Bruggenroute
Nederland, Zeeland, Kortgene
- 24
- 37
- 40
- 25
- 21
- 29
- 12
- 13
- 22
- 39
- 32
- 33
- 34
- 24
Noord-Beveland werd tijdens de Sint-Felixvloed (1530) door de golven verzwolgen. Stukje bij beetje werd het eiland teruggewonnen op de zee. Tegenwoordig verbinden grote waterstaatkundige werken het vroegere eiland aan vier zijden met andere delen van Zeeland. De Bruggenroute komt langs de Zeelandbrug (1965) en de Zandkreekdam (1966).
Fietsveiligheid route-informatie: houd op deze route rekening met volgende punten; pas je snelheid aan, houd rekening met tegenliggers en mederecreanten en ga waar nodig achter elkaar rijden. Verder geen bijzonderheden.

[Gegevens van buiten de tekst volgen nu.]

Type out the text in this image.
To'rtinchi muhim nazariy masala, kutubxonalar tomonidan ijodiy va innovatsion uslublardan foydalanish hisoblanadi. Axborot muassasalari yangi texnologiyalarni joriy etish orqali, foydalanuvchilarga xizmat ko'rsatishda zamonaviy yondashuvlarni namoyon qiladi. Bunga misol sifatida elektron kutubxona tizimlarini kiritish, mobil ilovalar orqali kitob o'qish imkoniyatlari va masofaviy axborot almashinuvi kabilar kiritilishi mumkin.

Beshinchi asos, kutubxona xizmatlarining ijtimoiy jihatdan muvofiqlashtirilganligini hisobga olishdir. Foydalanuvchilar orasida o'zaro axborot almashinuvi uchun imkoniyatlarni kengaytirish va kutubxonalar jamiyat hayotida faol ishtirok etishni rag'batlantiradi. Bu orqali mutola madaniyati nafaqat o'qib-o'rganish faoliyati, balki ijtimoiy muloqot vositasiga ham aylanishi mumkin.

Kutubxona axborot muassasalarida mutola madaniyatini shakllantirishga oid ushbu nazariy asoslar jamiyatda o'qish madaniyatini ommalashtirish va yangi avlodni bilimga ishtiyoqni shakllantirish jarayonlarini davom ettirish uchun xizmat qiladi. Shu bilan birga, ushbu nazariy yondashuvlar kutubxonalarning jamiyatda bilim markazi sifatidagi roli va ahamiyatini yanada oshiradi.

Toegankelijkheid: deze route is in principe geschikt voor extra brede fietsen (driewielers, bakfietsen, etc.), mits je rekening houdt met bovenstaande punten.
Neem eerst een kijkje in het sfeervolle centrum van Kortgene (volg de Kaaidijk richting knooppunt 23 en 20). Dan blijkt dat Kortgene, net als veel andere plaatsen in Zeeland, een voorstraatdorp is. Hart van het dorp is de brede Hoofdstraat, die haaks op de zeedijk staat. De kerktoren is het enige dat na de Sint-Felixvloed van het middeleeuwse ‘Noirtbevelant’ overbleef.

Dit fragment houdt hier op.